Holes bound by thinness afford collective living that perceives community through sound.

We often focus our social attention on people at a distance, through digital communication, but in this proposal, occupants are aware of the physical presence of people in the same building as them. Sound travelling through the housing project is controlled to connect people, creating an energizing awareness for inhabitants that they are living with others. Neighbors and public visitors are sensed through the building, as anonymous architectural character. The expected emphasis on the ocularcentric aspects of housing design is deprioritized.

In order to achieve this acoustic modulation, the project is constructed from thin planes. Material is at times left as a single sheet to conduct sound, and at other times built up to create pockets of quietude and reverberation.
However, thinness is also explored tectonically; a language of folding, bending, panelization, and misaligned lapping is expressed at every scale of the project, from the details to the massing. Thinness is constantly revealed.

The housing is sandwiched by vast, unconditioned spaces: Holes 1 and 2. Hole 1 is a public park at the top of the building, full of air, breeze, and the sound of precipitation. Hole 2 is a mechanical and gathering space for the inhabitants, below the housing, filled with humming machinery and scattered pipes. Both seem barely constructed. Both are generous atmospheric destinations.

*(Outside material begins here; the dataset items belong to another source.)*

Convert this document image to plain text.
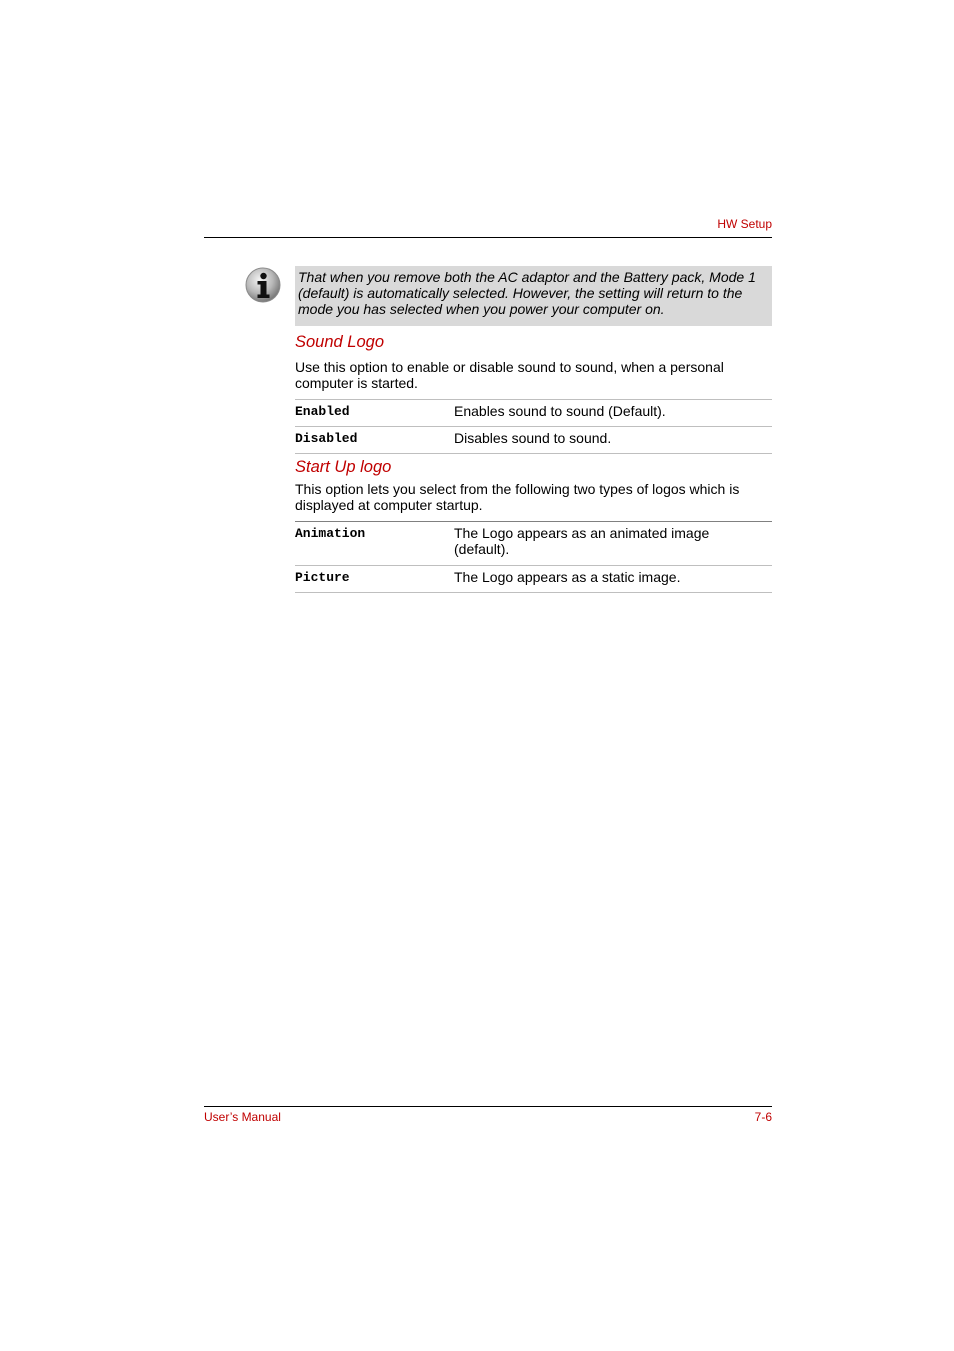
HW Setup
That when you remove both the AC adaptor and the Battery pack, Mode 1 (default) is automatically selected. However, the setting will return to the mode you has selected when you power your computer on.
Sound Logo
Use this option to enable or disable sound to sound, when a personal computer is started.
Enabled	Enables sound to sound (Default).
Disabled	Disables sound to sound.
Start Up logo
This option lets you select from the following two types of logos which is displayed at computer startup.
Animation	The Logo appears as an animated image (default).
Picture	The Logo appears as a static image.
User’s Manual	7-6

In section, hole 1, four units, and hole 2 are arranged around vertical acoustic channels that bring the sounds of the collective spaces into the centers of the units. Yet in each unit, the hollow soundwell seems completely solid, and is perceived as a strange 10x10 foot gyp board monolith. It fills the plan as a constant roommate. The presence of neighbours, the park above, and the communal space below are all contained in this murmuring object.